Manning, a member of the Sioux tribe at Fort Peck Reservation in northeastern Montana, is proud of his heritage. His great-grandfather, John Manning, established Manning Ranch in the late 1800s. The family raised cattle and farmed wheat. “After my dad died, my mom sold out [the business] to my uncle, and we kept the original deeded acres,” says Manning, who moved off the reservation at 12, but worked there every summer for a decade. “I loved growing up there. There were arrowheads and little lakes and rivers, the rolling plains and farming; you could hunt or fish anytime you wanted.”
The timing of the new practice group worked well with the Reagan-era emphasis on tribal economic self-sufficiency—gambling opened up in the mid-’80s as a revenue source. “With that came gaming compacts with states, joint venture agreements with hotels and casinos, and all the business documents,” Manning says. “There was a lot of new ground to be plowed.”
He and Jarboe co-wrote and issued the first legal opinion for a tax-exempt bond by a tribe. Manning became a frequent speaker on the subject after the Indian Tribal Government Tax Status Act passed in 1983. “A couple of years later, the Indian Gaming Regulatory Act gets passed, so tribes had to get a gaming pact with their state,” he says. Minnesota and Wisconsin were some of the first ones to do it in the country. The Wisconsin Chippewas wanted to do a bond secured by gaming revenues for a healthcare facility.”
How to deal with sovereign immunity—particularly, when and how to waive it—as well as which courts have jurisdiction were among the early hurdles.
In the mid-’90s, the tribal chairman at Fort Peck asked Manning for help with a right-of-way lease agreement.

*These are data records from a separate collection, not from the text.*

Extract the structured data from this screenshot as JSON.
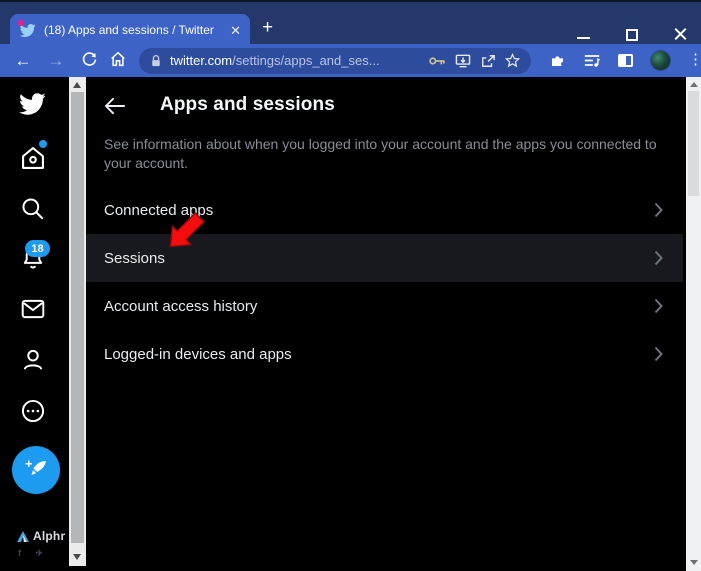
{
  "browser": {
    "tab": {
      "title": "(18) Apps and sessions / Twitter",
      "close_glyph": "✕"
    },
    "new_tab_glyph": "+",
    "nav": {
      "back_glyph": "←",
      "forward_glyph": "→"
    },
    "url": {
      "domain": "twitter.com",
      "path": "/settings/apps_and_ses..."
    },
    "menu_dots_glyph": "⋮"
  },
  "page": {
    "header": {
      "title": "Apps and sessions"
    },
    "description": "See information about when you logged into your account and the apps you connected to your account.",
    "menu": [
      {
        "label": "Connected apps",
        "highlighted": false
      },
      {
        "label": "Sessions",
        "highlighted": true
      },
      {
        "label": "Account access history",
        "highlighted": false
      },
      {
        "label": "Logged-in devices and apps",
        "highlighted": false
      }
    ],
    "notifications_badge": "18",
    "watermark": "Alphr"
  },
  "colors": {
    "frame": "#24386b",
    "toolbar": "#3d63c6",
    "urlbar": "#2e4c9e",
    "page_background": "#000000",
    "row_highlight": "#17191e",
    "twitter_accent": "#1d9bf0",
    "annotation_arrow": "#f50d0d",
    "text_primary": "#e9ebee",
    "text_secondary": "#878e97"
  }
}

It involved the Northern Border Pipeline that ran gas from Canada through the reservation, and Manning was asked to analyze the previous lease agreement in regard to the company’s option for renewal, and to ascertain if the tribe’s compensation could be increased. In the years since, Manning and the firm have represented the Assiniboine and Sioux tribes in several matters.
“Another thing I worked on was a potentially significant oil and gas joint venture,” Manning says. “There had been a small venture in the past where nothing came of it, a decade went by, and somebody got control of the agreement and brought it to the tribe to renegotiate and expand. It was Bakken Formation stuff, before anyone had heard of that, so they were going to drill deep wells in the southeastern part of the reservation. They had big ideas for it, but the first well was not successful and it took the air out of the deal.”
Manning appreciates the dichotomy between his securities practice, which can be repetitive, and his Native American law work. “Everything in Indian law is 20 percent different,” he says. “It’s a new and different challenge.”
Out of Bounds
Manning, an All-Ivy defensive back, was on Dartmouth’s undefeated team in 1970 and is in the Montana Indian Athletic Hall of Fame. So it wasn’t a hard sell when a Dorsey trademark attorney came to Manning to consult on a pro bono effort: In 1992, a group of Native Americans challenged the Washington Redskins trademark in Pro Football Inc v. Harjo. “We won on the trademark office level and the district court level, but then it got reversed at the appeals [in 2005],” Manning says. The U.S. Supreme Court declined to review it in 2009. Others have since tried to pick up the baton. “I have various views on it, but ‘Redskins’ is blatant and one of the worst ones.”